Rare books get needed attention
July 12, 2006
Chris Cook and eight students from the Graduate School of Library are on a mission.
For more than 100 years the University has acquired one of the largest collections of rare books in the United States. And now, the University’s Rare Book and Manuscript Library is trying to catalogue at least 70,000 items, which until now have been inaccessible to the outside world. These essentially hidden items represent nearly one quarter of the total collection in the Library.
But thanks to a $604,000 grant from the Andrew W. Mellon foundation, Cook and his team have begun the painstaking process of revealing these books to the world.
“We have so many books that the world doesn’t know about. Books that are hidden away from scholars,” said Valerie Hotchkiss, head of the Rare Book and Manuscript Library. “Now we want people from Italy, Finland and Peoria to find out what we have.”
The planned project, named “An Embarrassment of Riches,” aims to make every book in the collection accessible via the University’s online catalog.

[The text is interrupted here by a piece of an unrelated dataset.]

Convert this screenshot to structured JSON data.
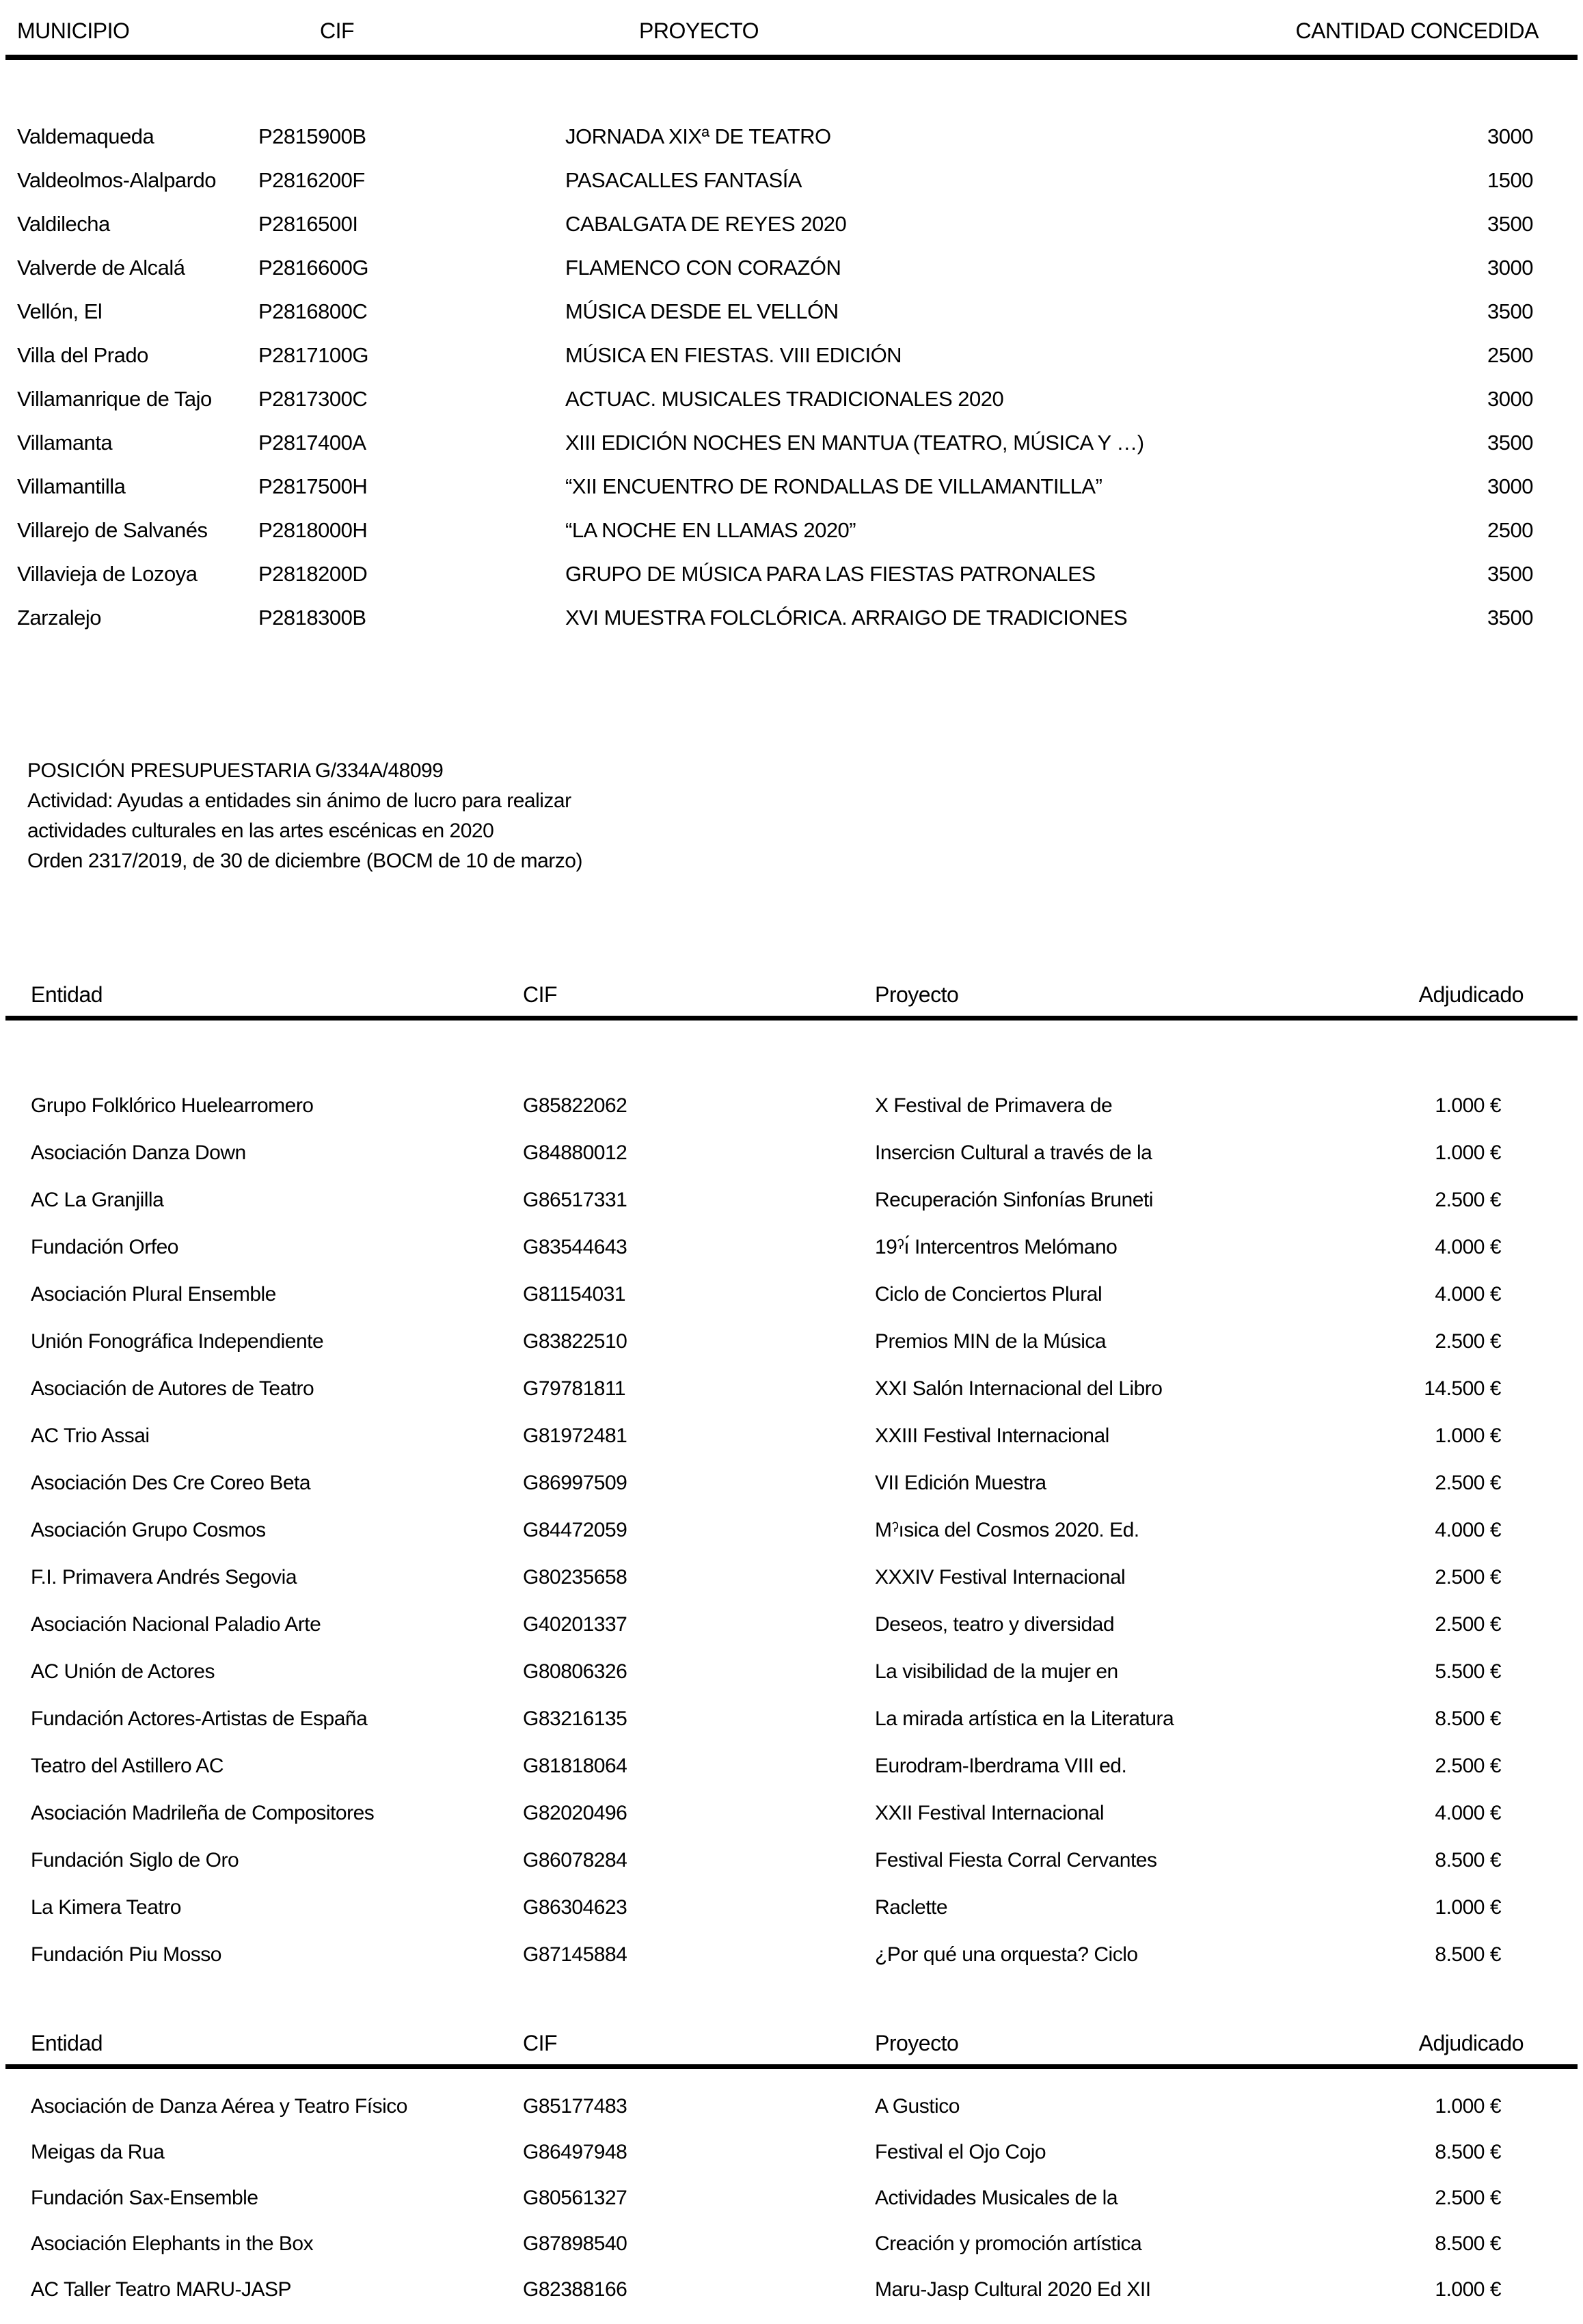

According to Hotchkiss, the collection is one of the largest and most remarkable in the country. The collection includes the third-largest University collection of 15th century books, trailing only Harvard and Yale.
“These books are the rarest of the rare, printed in the first few decades after the invention of the Gutenberg printing press,” she said.
According to Hotchkiss, the Library also owns great collections of English literature, history and Italian works. The collection also includes a large portion of an original Gutenberg Bible.
In total, the books and manuscripts have a combined value of $750 million, and Hotchkiss said that may be a low estimate.
“This is the most valuable cultural collection in Illinois outside of Chicago,” she said. “You don’t get this everywhere.”
The project, which was proposed to the Mellon Foundation in December 2005 and approved in June, hopes to finish the job of earlier efforts.
Previously, the Mellon Foundation provided funding for cataloging discrete collections within the Library. That project, completed in 2004, resulted in online records for 28,418 books.
Cataloging the remaining 70,000 items will not be easy. And that is where Cook comes in.
Cook now finds himself as the project manager of the team that will carry out this cataloging.
“This is my first professional job cataloging books,” Cook said. “It helps to have a well organized plan, it makes it easier to manage.”
So how exactly does cataloging books work?
“I was hoping you weren’t going to ask that,” Cook joked. “What we are trying to do with the project is to record data that is unique to our items, helping to prevent theft and provide another aspect for researchers to investigate.”
According to the project proposal, accessibility and security are compromised severely in the current situation.
“The system is so fragmented and complex that only an on site researcher could possibly find them,” the proposal said. “The security of these significant materials will be enhanced when rare items are cataloged.”
According to Cook, books are brought from the storage facility into a room where a staff member will identify the work and edit the record in the online database. Information detailing the history of the book, known as a its provenance, is often as important as the text itself. “Sometimes we have the only copy of something that exists so we want to get all the details for our researchers,” Cook said.
The Library hopes to complete about 20,000-23,000 records a year, with each staff member expected to catalog or convert about 20-25 records a day. At this rate, the project should be completed in three years.
Cook said he is not nervous about the deadlines and expectations.
“Even if we fall a little short of our goal, it’s good to know that we are doing something to provide better access to people interested in rare books,” he said.
So how exactly did the Library get into this messy situation? According to Hotchkiss, the reason is simple.
“The University is unique in that it is a massive acquirer of books, and we’ve had great bookmen and bookwomen over the years who have had a collect, collect, collect attitude, without the staff to catalogue, catalogue, catalogue,” Hotchkiss said. “It is wonderful to acquire so many books, but you can’t go on like that forever.”
According to Hotchkiss, many of the books were never entered into a system where researchers away from campus could search for them.
“We want people to see that we have these books, that way someone who needs a particular work knows that we have it and we can help them from there,” Hotchkiss said.
The project is also part of a larger effort to get more students and researchers to use the Rare Books and Manuscripts Library, according to Hotchkiss.
“We want more people to come in and see what we are doing,” she said. “Odds are that most won’t show an interest, but we may get one person really interested in rare books and become a great collector one day.”
All students of the University are eligible to look at the books and manuscripts. Other scholars, researchers, and people interested in the collection can call the Library for information on how to see the books.
“We are completely and utterly open to the public,” Hotchkiss said. “Two undergrads last week wanted to see the Gutenberg Bible, simply to see it. They had stars in their eyes as we brought the book out and showed them.”
Hotchkiss said the emphasis is on those interested in the collection.
“The most important book that we have,” is the one you are looking for,” she said.